Simply, ～とする is adjectival (modifies a noun as a relative clause), and ～として is adverbial (modifies a verb as a te-form).
The next noun after the modifier in question is 日々. It's a noun that also works as an adverb, just like 明日, 去年, 今月, etc. If you say 利益を上げることを目的とする, it looks like it modifies 日々, and the whole sentence would look like "Companies conduct economic activities in the profit-pursuing days", which makes little sense because there is no such a thing as "non-profit-pursuing days" of a company.
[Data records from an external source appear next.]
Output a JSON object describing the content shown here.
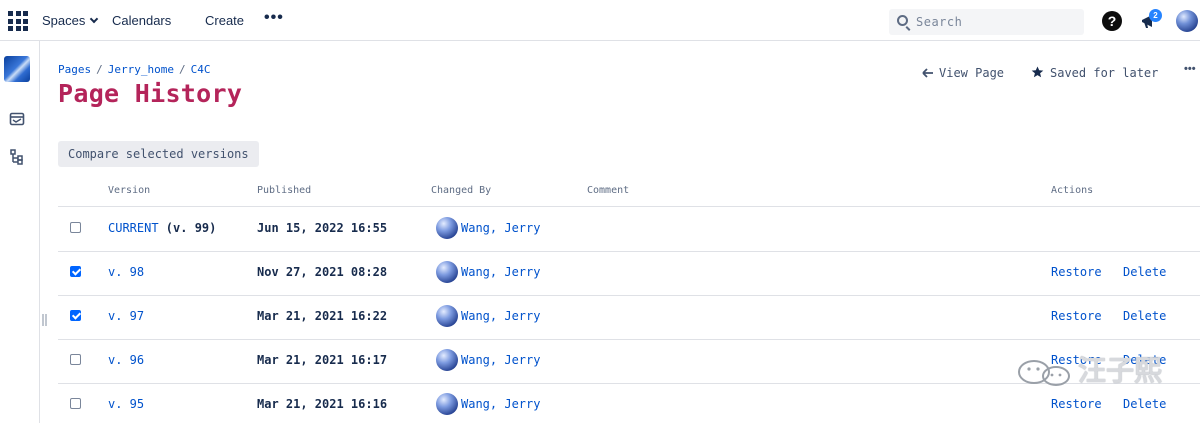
{
  "topbar": {
    "spaces_label": "Spaces",
    "calendars_label": "Calendars",
    "create_label": "Create",
    "more_label": "•••",
    "search_placeholder": "Search",
    "help_label": "?",
    "notification_count": "2"
  },
  "breadcrumb": {
    "items": [
      "Pages",
      "Jerry_home",
      "C4C"
    ],
    "separator": "/"
  },
  "page": {
    "title": "Page History",
    "view_page_label": "View Page",
    "saved_label": "Saved for later",
    "more_label": "•••"
  },
  "compare_button_label": "Compare selected versions",
  "table": {
    "headers": {
      "version": "Version",
      "published": "Published",
      "changed_by": "Changed By",
      "comment": "Comment",
      "actions": "Actions"
    },
    "rows": [
      {
        "version_link": "CURRENT",
        "version_suffix": " (v. 99)",
        "published": "Jun 15, 2022 16:55",
        "changed_by": "Wang, Jerry",
        "checked": false,
        "restore": "",
        "delete": ""
      },
      {
        "version_link": "v. 98",
        "version_suffix": "",
        "published": "Nov 27, 2021 08:28",
        "changed_by": "Wang, Jerry",
        "checked": true,
        "restore": "Restore",
        "delete": "Delete"
      },
      {
        "version_link": "v. 97",
        "version_suffix": "",
        "published": "Mar 21, 2021 16:22",
        "changed_by": "Wang, Jerry",
        "checked": true,
        "restore": "Restore",
        "delete": "Delete"
      },
      {
        "version_link": "v. 96",
        "version_suffix": "",
        "published": "Mar 21, 2021 16:17",
        "changed_by": "Wang, Jerry",
        "checked": false,
        "restore": "Restore",
        "delete": "Delete"
      },
      {
        "version_link": "v. 95",
        "version_suffix": "",
        "published": "Mar 21, 2021 16:16",
        "changed_by": "Wang, Jerry",
        "checked": false,
        "restore": "Restore",
        "delete": "Delete"
      }
    ]
  },
  "watermark": {
    "text": "汪子熙",
    "icon": "wechat-icon"
  },
  "colors": {
    "title": "#b4245a",
    "link": "#0052cc",
    "checkbox": "#0065ff"
  }
}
Instead, this modifier must modify the next verb, (経済活動を)行う.
Companies conduct economic activities every day with the purpose of making a profit.
In the English translation, you can see "with the purpose of making a profit" is modifying not "every day" but "conduct economic activities".
AをBに is also adverbial. It's perfectly fine to say 企業は利益を上げることを目的に日々経済活動を行っている, too.
By the way, What if there is no 日々?
Both are grammatical, but still, the former is more natural. In Sentence 1, 経済活動を行っている is adverbially modified by 利益を上げることを目的として ("Why companies do economic activities? Because they want to make a profit!"). This makes sense. In Sentence 2, 経済活動 is adjectivally modified by 利益を上げることを目的とする ("What kind of economic activity? The one that can make a profit!"). This sounds odd because it sounds as if there were such a thing as "non-profit-pursuing economic activity".